Le réalisateur effectue une remise au goût du jour, tout d’abord, dans les plans qui sont plus longs décuplant la violence de Myers. Presque drôles dans les apparitions du tueur dans les maisons, le film reste évidemment dans les codes horrifiques en mettant en scène des courses-poursuites, du suspense, de la surprise avec un tueur tranquille mais plus traqué que jamais.

CRITIQUE: "HALLOWEEN"

Les femmes sont bien représentées dans ce nouvel opus puisque nous avons affaire à une Jamie Lee Curtis remontée à bloc et plus badass que jamais! Sa vie a changé après sa première rencontre avec Myers (ressortie traumatisée) et durant toutes ces années, elle s’est préparée (quoi qu’en dise les gens) à lui faire face et l’attend de pied ferme. On a ici l’image d’une femme forte qui ne compte que sur elle-même. Sa fille (Judy Greer) et sa petite-fille (Andi Matichak) sont également bien représentées.

Dans cet opus, Michael est plus violent et le réalisateur filme au plus près les meurtres. On en assiste à plusieurs mais certains restent hors-champs ce qui enlève toute la peur que peut ressentir le spectateur. Toutefois, grande différence avec le premier film: on a la présence du sang à l’écran (durant les meurtres mais notamment avec des traces sur des meubles ou sur les mains du tueur) voir même plus que « juste » du sang... Un point intéressant est développé ici; Gordon Green essaye de comprendre pourquoi Michael Myers tue, est-ce qu’il aime ça mais surtout, a-t-il créé un second monstre?

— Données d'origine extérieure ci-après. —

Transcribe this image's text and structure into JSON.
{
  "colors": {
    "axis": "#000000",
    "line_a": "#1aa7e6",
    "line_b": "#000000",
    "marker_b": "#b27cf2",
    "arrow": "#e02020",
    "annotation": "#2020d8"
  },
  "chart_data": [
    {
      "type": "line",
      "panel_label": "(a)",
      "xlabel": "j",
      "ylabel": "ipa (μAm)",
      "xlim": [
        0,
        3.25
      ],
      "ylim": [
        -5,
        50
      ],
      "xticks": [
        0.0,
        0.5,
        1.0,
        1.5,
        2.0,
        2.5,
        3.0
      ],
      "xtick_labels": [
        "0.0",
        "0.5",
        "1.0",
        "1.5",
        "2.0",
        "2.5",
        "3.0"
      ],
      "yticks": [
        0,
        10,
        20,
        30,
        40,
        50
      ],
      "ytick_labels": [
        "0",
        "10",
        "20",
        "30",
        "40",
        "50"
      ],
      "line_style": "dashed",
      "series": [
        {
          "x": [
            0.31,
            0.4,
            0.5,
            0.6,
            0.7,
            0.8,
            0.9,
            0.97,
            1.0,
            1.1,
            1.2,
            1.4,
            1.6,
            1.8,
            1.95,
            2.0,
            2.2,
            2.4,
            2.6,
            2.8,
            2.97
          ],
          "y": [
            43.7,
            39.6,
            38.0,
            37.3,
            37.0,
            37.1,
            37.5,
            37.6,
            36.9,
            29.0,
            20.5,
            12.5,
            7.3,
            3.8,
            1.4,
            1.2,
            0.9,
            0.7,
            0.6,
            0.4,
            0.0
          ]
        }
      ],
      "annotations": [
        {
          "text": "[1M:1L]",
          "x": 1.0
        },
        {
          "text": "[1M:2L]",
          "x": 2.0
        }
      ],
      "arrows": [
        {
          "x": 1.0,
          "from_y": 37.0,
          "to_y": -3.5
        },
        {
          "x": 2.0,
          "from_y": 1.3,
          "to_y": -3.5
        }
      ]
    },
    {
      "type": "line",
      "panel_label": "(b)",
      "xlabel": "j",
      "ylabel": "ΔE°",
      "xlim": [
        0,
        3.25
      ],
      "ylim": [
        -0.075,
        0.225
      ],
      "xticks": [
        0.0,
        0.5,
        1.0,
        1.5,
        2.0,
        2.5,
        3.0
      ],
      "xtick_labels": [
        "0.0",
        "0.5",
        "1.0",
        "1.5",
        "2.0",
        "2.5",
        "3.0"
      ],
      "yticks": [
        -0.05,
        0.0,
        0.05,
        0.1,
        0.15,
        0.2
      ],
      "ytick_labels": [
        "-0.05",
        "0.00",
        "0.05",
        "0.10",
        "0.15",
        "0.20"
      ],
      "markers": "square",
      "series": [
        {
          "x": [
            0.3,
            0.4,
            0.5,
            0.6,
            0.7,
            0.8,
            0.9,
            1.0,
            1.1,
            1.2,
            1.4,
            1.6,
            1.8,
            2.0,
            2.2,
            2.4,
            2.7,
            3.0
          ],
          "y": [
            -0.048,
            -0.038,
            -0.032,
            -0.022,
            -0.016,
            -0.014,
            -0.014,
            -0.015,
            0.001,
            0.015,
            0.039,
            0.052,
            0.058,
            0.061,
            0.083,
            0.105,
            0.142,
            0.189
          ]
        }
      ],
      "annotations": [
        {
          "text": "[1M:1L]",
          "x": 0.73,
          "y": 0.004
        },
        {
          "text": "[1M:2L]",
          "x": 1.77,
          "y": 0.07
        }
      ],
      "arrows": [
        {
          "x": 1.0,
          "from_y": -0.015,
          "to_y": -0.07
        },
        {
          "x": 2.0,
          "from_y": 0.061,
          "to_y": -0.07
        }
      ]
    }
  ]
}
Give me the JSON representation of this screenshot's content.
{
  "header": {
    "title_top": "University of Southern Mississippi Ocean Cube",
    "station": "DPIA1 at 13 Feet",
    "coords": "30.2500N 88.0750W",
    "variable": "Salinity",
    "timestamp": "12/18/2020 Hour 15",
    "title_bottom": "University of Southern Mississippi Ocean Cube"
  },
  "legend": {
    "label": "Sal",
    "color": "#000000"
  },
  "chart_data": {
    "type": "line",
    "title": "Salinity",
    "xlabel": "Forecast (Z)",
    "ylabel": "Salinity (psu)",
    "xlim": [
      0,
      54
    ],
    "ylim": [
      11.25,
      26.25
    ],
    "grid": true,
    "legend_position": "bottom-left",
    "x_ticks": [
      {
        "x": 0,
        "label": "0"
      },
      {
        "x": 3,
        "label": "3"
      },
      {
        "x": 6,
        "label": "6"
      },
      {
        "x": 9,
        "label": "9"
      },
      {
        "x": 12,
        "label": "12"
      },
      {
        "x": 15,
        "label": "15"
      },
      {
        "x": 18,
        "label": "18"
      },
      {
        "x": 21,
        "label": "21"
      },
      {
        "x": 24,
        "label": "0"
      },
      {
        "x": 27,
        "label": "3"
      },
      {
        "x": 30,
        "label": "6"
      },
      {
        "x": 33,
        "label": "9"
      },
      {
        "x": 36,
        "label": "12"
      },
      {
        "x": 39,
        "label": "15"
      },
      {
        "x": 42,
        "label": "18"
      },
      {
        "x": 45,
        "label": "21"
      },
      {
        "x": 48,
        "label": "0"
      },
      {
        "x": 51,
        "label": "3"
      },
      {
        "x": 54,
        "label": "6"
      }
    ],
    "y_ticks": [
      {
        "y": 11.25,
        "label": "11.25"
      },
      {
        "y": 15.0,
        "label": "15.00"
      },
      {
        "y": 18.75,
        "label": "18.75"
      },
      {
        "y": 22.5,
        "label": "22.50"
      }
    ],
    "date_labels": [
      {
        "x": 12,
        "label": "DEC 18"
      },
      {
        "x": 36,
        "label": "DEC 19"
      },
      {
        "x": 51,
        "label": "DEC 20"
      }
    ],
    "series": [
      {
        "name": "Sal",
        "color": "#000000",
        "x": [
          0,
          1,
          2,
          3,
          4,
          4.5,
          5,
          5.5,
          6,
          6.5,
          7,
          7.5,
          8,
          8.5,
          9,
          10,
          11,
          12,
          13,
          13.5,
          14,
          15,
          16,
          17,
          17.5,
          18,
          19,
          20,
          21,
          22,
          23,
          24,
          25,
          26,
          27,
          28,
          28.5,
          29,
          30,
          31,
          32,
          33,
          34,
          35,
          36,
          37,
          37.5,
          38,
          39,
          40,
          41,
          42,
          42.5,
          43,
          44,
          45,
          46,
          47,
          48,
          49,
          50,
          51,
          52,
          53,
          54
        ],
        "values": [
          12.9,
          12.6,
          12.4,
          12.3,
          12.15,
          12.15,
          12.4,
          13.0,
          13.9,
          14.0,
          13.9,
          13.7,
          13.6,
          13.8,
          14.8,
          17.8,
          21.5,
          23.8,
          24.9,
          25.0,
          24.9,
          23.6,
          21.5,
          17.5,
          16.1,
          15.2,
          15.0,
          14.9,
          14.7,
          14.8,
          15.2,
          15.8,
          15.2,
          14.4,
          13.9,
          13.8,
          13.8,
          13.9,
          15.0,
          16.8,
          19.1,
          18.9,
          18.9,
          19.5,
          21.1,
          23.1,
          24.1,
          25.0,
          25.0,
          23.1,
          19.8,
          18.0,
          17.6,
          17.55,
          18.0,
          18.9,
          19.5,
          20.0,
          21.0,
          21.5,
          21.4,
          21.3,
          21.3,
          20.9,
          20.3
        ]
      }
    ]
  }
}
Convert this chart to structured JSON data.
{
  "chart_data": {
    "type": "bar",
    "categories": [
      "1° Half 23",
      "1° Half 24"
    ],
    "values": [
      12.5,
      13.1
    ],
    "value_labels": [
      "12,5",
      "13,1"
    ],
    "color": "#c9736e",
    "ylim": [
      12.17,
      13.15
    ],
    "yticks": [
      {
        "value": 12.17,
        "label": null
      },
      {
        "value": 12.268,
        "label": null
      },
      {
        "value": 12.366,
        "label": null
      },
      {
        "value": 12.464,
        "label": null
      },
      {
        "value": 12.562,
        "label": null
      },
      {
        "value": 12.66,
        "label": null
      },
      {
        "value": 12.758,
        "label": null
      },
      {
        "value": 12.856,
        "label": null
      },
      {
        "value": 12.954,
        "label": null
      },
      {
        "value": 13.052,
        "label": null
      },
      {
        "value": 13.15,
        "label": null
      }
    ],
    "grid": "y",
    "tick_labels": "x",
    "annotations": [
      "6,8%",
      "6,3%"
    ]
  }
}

Rendant le film et le tueur un peu plus profond et travaillé psychologiquement.

Même si ce film cherche à être plus dégoutant visuellement, il ne fait finalement pas si peur que ça (et presque pas sursauter) au point que l’on pourrait le ranger dans la catégorie des thrillers. Il y a une certaine tension tout au long du film (où se cache-t-il? Va-t-elle survivre?). David Gordon Green réussi à faire un digne hommage et une belle suite au premier "Halloween" de Carpenter.